Among more than 50 items donated for the Children's Hospital benefit is Bookwalter Winery's offer of a trip to South Africa's wine country, along with collection of etched and painted magnums of the Richland winery's Columbia Valley wines. That has a minimum bid of $2,500.
Another item includes dinner at the Seastar Restaurant & Raw Bar in Bellevue with actor Kyle MacLachlan, a Yakima native, and his friend and winemaker Eric Dunham of Dunham Cellars in Walla Walla. The minimum bid on that package is $1,200.
And for more star power, there's Cuvee Edgar All-Star Syrah, a team effort produced by Seattle Mariners designated hitter and oenophile Edgar Martinez and Columbia Winery's winemaker David Lake.
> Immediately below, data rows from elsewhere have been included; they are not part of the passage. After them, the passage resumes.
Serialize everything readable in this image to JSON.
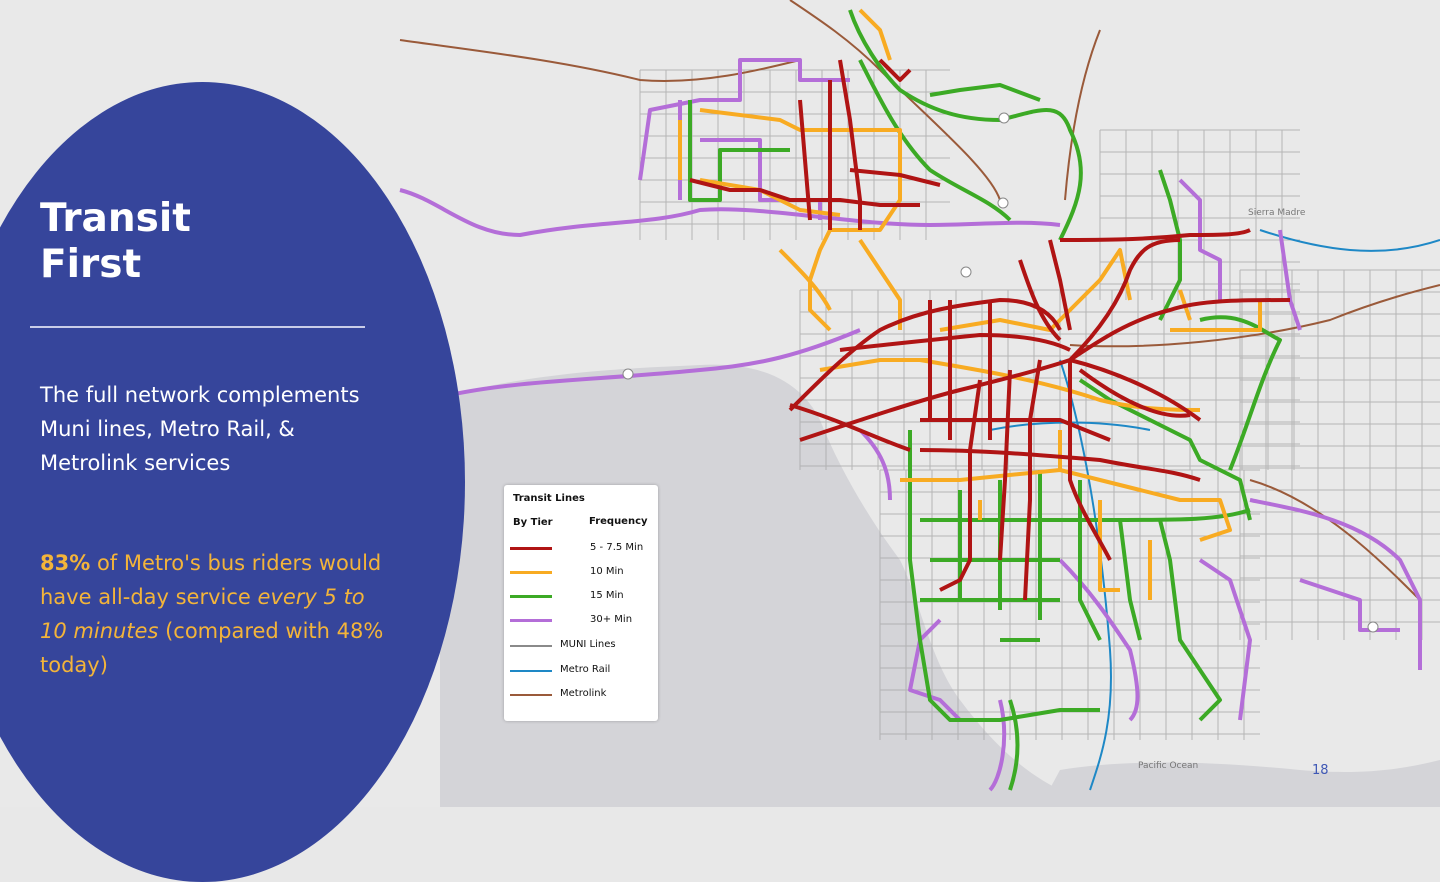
{
  "slide": {
    "title_lines": [
      "Transit",
      "First"
    ],
    "body": "The full network complements Muni lines, Metro Rail, & Metrolink services",
    "highlight": {
      "bold_percent": "83%",
      "text1": " of Metro's bus riders would have all-day service ",
      "italic": "every 5 to 10 minutes",
      "text2": " (compared with 48% today)"
    },
    "page_number": "18"
  },
  "map": {
    "place_labels": [
      "Pacific Ocean",
      "Sierra Madre"
    ],
    "legend": {
      "title": "Transit Lines",
      "col_tier": "By Tier",
      "col_frequency": "Frequency",
      "items": [
        {
          "label": "5 - 7.5 Min",
          "color": "#b01414",
          "style": "thick"
        },
        {
          "label": "10 Min",
          "color": "#f8ab22",
          "style": "thick"
        },
        {
          "label": "15 Min",
          "color": "#3caa25",
          "style": "thick"
        },
        {
          "label": "30+ Min",
          "color": "#b46ed8",
          "style": "thick"
        },
        {
          "label": "MUNI Lines",
          "color": "#8a8a8a",
          "style": "thin"
        },
        {
          "label": "Metro Rail",
          "color": "#1e88c6",
          "style": "thin"
        },
        {
          "label": "Metrolink",
          "color": "#9a5a3a",
          "style": "thin"
        }
      ]
    }
  }
}
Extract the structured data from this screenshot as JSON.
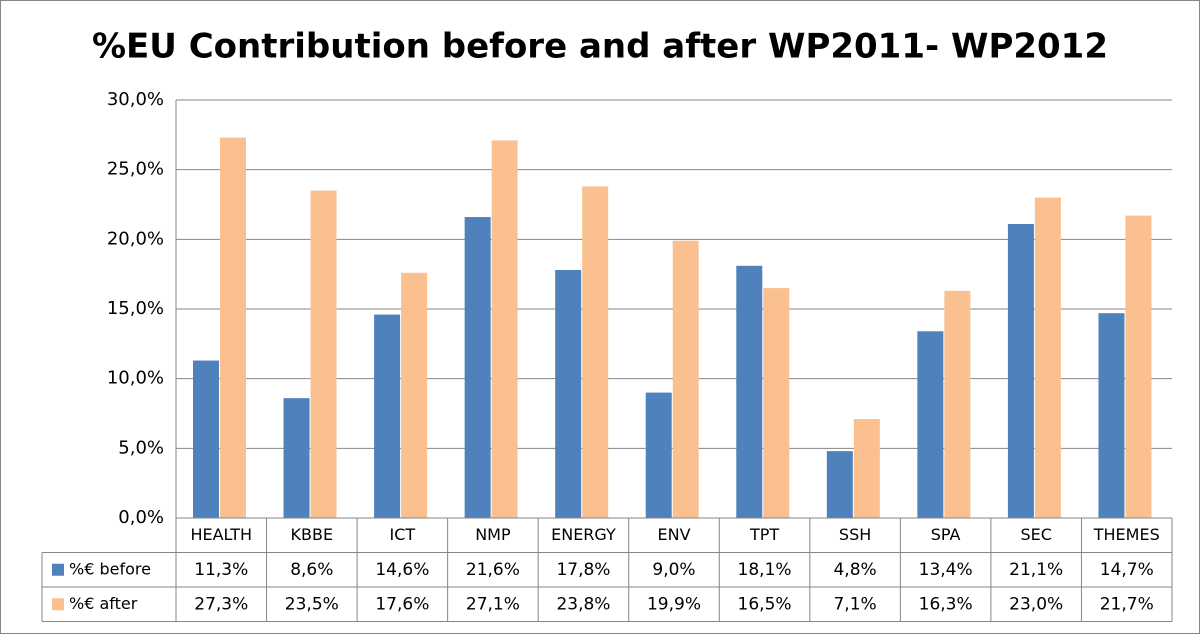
{
  "chart_data": {
    "type": "bar",
    "title": "%EU Contribution before and after WP2011- WP2012",
    "categories": [
      "HEALTH",
      "KBBE",
      "ICT",
      "NMP",
      "ENERGY",
      "ENV",
      "TPT",
      "SSH",
      "SPA",
      "SEC",
      "THEMES"
    ],
    "series": [
      {
        "name": "%€ before",
        "color": "#4f81bd",
        "values": [
          11.3,
          8.6,
          14.6,
          21.6,
          17.8,
          9.0,
          18.1,
          4.8,
          13.4,
          21.1,
          14.7
        ],
        "value_labels": [
          "11,3%",
          "8,6%",
          "14,6%",
          "21,6%",
          "17,8%",
          "9,0%",
          "18,1%",
          "4,8%",
          "13,4%",
          "21,1%",
          "14,7%"
        ]
      },
      {
        "name": "%€ after",
        "color": "#fac090",
        "values": [
          27.3,
          23.5,
          17.6,
          27.1,
          23.8,
          19.9,
          16.5,
          7.1,
          16.3,
          23.0,
          21.7
        ],
        "value_labels": [
          "27,3%",
          "23,5%",
          "17,6%",
          "27,1%",
          "23,8%",
          "19,9%",
          "16,5%",
          "7,1%",
          "16,3%",
          "23,0%",
          "21,7%"
        ]
      }
    ],
    "ylim": [
      0,
      30
    ],
    "yticks": [
      {
        "value": 0,
        "label": "0,0%"
      },
      {
        "value": 5,
        "label": "5,0%"
      },
      {
        "value": 10,
        "label": "10,0%"
      },
      {
        "value": 15,
        "label": "15,0%"
      },
      {
        "value": 20,
        "label": "20,0%"
      },
      {
        "value": 25,
        "label": "25,0%"
      },
      {
        "value": 30,
        "label": "30,0%"
      }
    ],
    "grid": true
  }
}
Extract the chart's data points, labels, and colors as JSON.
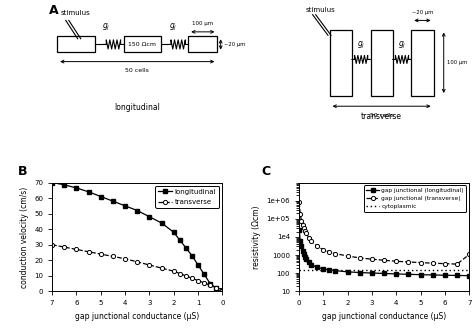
{
  "panel_B": {
    "long_x": [
      7.0,
      6.5,
      6.0,
      5.5,
      5.0,
      4.5,
      4.0,
      3.5,
      3.0,
      2.5,
      2.0,
      1.75,
      1.5,
      1.25,
      1.0,
      0.75,
      0.5,
      0.25,
      0.1,
      0.05,
      0.01
    ],
    "long_y": [
      70,
      68.5,
      66.5,
      64,
      61,
      58,
      55,
      52,
      48,
      44,
      38,
      33,
      28,
      23,
      17,
      11,
      5,
      2.0,
      0.5,
      0.2,
      0.05
    ],
    "trans_x": [
      7.0,
      6.5,
      6.0,
      5.5,
      5.0,
      4.5,
      4.0,
      3.5,
      3.0,
      2.5,
      2.0,
      1.75,
      1.5,
      1.25,
      1.0,
      0.75,
      0.5,
      0.25,
      0.1,
      0.05,
      0.01
    ],
    "trans_y": [
      30,
      28.5,
      27.0,
      25.5,
      24.0,
      22.5,
      21.0,
      19.0,
      17.0,
      15.0,
      13.0,
      11.5,
      10.0,
      8.5,
      7.0,
      5.5,
      4.0,
      2.5,
      1.0,
      0.5,
      0.1
    ],
    "xlabel": "gap junctional conductance (μS)",
    "ylabel": "conduction velocity (cm/s)",
    "xlim": [
      7,
      0
    ],
    "ylim": [
      0,
      70
    ],
    "xticks": [
      7,
      6,
      5,
      4,
      3,
      2,
      1,
      0
    ],
    "yticks": [
      0,
      10,
      20,
      30,
      40,
      50,
      60,
      70
    ]
  },
  "panel_C": {
    "long_x": [
      0.01,
      0.05,
      0.1,
      0.15,
      0.2,
      0.25,
      0.3,
      0.4,
      0.5,
      0.75,
      1.0,
      1.25,
      1.5,
      2.0,
      2.5,
      3.0,
      3.5,
      4.0,
      4.5,
      5.0,
      5.5,
      6.0,
      6.5,
      7.0
    ],
    "long_y": [
      25000,
      6000,
      3000,
      1800,
      1200,
      800,
      600,
      400,
      300,
      210,
      175,
      155,
      140,
      120,
      110,
      103,
      98,
      92,
      88,
      84,
      81,
      78,
      76,
      74
    ],
    "trans_x": [
      0.01,
      0.05,
      0.1,
      0.15,
      0.2,
      0.25,
      0.3,
      0.4,
      0.5,
      0.75,
      1.0,
      1.25,
      1.5,
      2.0,
      2.5,
      3.0,
      3.5,
      4.0,
      4.5,
      5.0,
      5.5,
      6.0,
      6.5,
      7.0
    ],
    "trans_y": [
      800000,
      180000,
      80000,
      48000,
      32000,
      22000,
      16000,
      9000,
      6000,
      3000,
      2000,
      1500,
      1200,
      900,
      700,
      600,
      520,
      460,
      420,
      390,
      360,
      340,
      320,
      1100
    ],
    "cyto_y": 150,
    "xlabel": "gap junctional conductance (μS)",
    "ylabel": "resistivity (Ωcm)",
    "xlim": [
      0,
      7
    ],
    "ylim": [
      10,
      10000000.0
    ],
    "xticks": [
      0,
      1,
      2,
      3,
      4,
      5,
      6,
      7
    ]
  },
  "fig_width": 4.74,
  "fig_height": 3.35,
  "dpi": 100
}
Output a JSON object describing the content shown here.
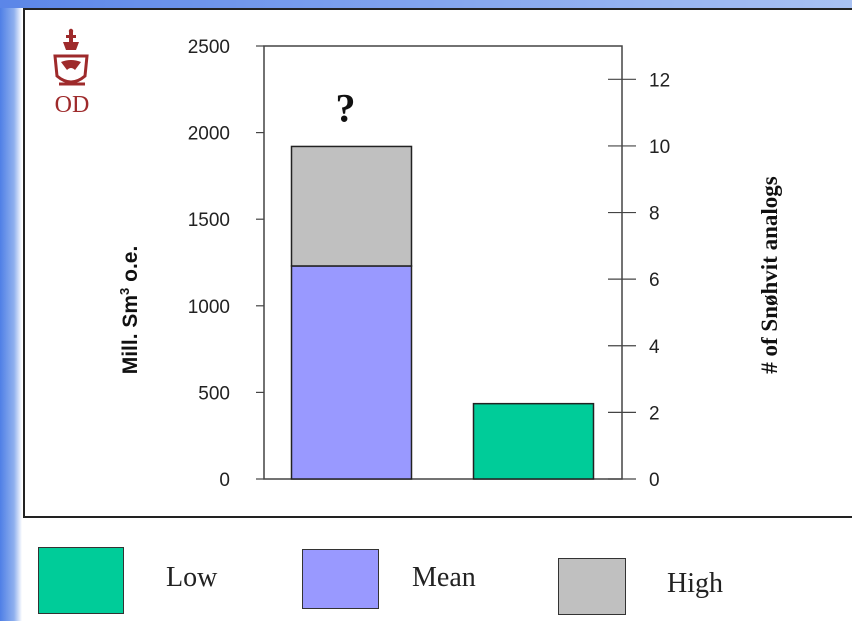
{
  "logo": {
    "text": "OD",
    "color": "#9e2a2b"
  },
  "chart_data": {
    "type": "bar",
    "ylabel": "Mill. Sm³ o.e.",
    "ylabel_parts": {
      "base": "Mill. Sm",
      "sup": "3",
      "rest": " o.e."
    },
    "y2label": "# of Snøhvit analogs",
    "ylim": [
      0,
      2500
    ],
    "y2lim": [
      0,
      13
    ],
    "yticks": [
      "0",
      "500",
      "1000",
      "1500",
      "2000",
      "2500"
    ],
    "y2ticks": [
      "0",
      "2",
      "4",
      "6",
      "8",
      "10",
      "12"
    ],
    "bars": [
      {
        "annotation": "?",
        "segments": [
          {
            "series": "Mean",
            "from": 0,
            "to": 1230
          },
          {
            "series": "High",
            "from": 1230,
            "to": 1920
          }
        ]
      },
      {
        "annotation": "",
        "segments": [
          {
            "series": "Low",
            "from": 0,
            "to": 435
          }
        ]
      }
    ],
    "series_colors": {
      "Low": "#00cc99",
      "Mean": "#9999ff",
      "High": "#c0c0c0"
    },
    "grid": false
  },
  "legend": [
    {
      "label": "Low",
      "color": "#00cc99"
    },
    {
      "label": "Mean",
      "color": "#9999ff"
    },
    {
      "label": "High",
      "color": "#c0c0c0"
    }
  ]
}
Starting bid: $1,500.
The Saturday event begins with a silent auction followed by dinner and a live auction. Bidders will will feast on such entrees as Chatham Straits Smoked Black Cod prepared by Charles Ramseyer of Ray's Boathouse, and Salt Spring Island Rack of Lamb Chops with Mint Pesto crafted by Gavin Stephenson of the Four Seasons Olympic Hotel.
Moran and Pecota attribute the success of their respective auctions to a formula that blends such trappings of high society and haute cuisine with basic services for people in need.
While relying on the well-to-do for fund raising can return big rewards, charitable bottom lines also fall when the economy sours.
Andy Demsky, a spokesman for the Napa Valley Vintners Association, which organizes the Napa Valley Wine Auction, said the $6.1 million raised this year is down from $7.6 million in 2001 and its all-time high of $9.5 million in 2000. "We're starting to see the auction as probably a bellwether for the economy," he said.
For similar reasons, the Auction of Washington Wines last year saw its first drop in total take, falling $100,000 shy of the $1.6 million raised in 2000.
Moran said she is uncertain how Saturday's auction will fare in light of the current stock market roller coaster, but even raising some money is better than raising none at all.
"For us, the jury is out, but our procurements are up," she said. "We don't have any reason to believe we'll be down from last year. If it is, we'll just look to next year. This auction isn't going away."